The chemicals that have been listed as drug residues of veterinary antibiotics are cholramphenicol and beta lactams. Pesticide residues like organophosphates, carbamates, chlorinated hydrocarbons and prethroids are also found in animal products.
A food inspector on condition of anonymity explained, “There are many growth hormones which are given to animals and the use is rampant. But to check this, there has to be a co-ordinated effort where all the three wings, the drug department, food and veterinary, must come together. Presently, it is working in isolation and the effect is not as desired.”
While the use in chicken and meat was widely reported after tests carried out by the Centre for Science and Environment, there have not been any regulations so far. Food analyst P Shastry explained “Chicken and other dairy animals are prone to diseases as they are kept together in groups. The antibiotics are used to control the diseases, but their abuse has to be restricted. There is also a demand for alternative and safe feed to tackle diseases in animals and birds.”

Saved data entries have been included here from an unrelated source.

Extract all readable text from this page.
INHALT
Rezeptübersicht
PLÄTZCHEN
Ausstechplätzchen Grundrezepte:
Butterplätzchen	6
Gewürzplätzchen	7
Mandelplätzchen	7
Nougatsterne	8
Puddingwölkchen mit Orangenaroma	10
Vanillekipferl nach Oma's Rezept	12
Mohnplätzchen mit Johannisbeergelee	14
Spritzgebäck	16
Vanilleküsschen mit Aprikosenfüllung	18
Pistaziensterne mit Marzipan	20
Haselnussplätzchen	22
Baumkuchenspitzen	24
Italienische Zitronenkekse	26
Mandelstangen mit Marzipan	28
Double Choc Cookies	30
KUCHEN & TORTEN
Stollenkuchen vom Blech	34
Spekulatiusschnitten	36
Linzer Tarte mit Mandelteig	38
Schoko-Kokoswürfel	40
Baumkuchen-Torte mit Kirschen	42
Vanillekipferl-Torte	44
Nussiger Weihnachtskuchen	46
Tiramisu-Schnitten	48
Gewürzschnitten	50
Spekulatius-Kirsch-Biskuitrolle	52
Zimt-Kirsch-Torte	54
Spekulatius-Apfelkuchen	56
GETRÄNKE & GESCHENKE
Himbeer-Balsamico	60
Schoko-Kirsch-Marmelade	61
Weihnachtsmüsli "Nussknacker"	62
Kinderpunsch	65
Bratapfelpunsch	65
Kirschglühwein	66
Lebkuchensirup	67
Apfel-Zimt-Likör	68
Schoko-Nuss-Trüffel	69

FSSAI is demanding that veterinary doctors must visit the farms to administer the medicines and help control the misuse of antibiotics.
Dr Dinesh Vohra, senior critical care specialist explained “The effect of this misuse is seen while treating critical patients as the highest levels of antibiotics have to be used. There are patients on whom the second, and even third generation antibiotics, are not found to work, making treatment extremely difficult. For this reason, identifying the drugs and controlling their use is most important.”
It has been noted that often the drug chemicals gets concentrated in animal food and despite heavy cooking, there is still a high concentration found. In India, FSSAI is now insisting on maintaining a manual of the drugs and identifying a list of chemicals which are found as residues. Experts state that this will pave the way for gauging their use in the dairy, poultry, animal and fish industry and accordingly control the production.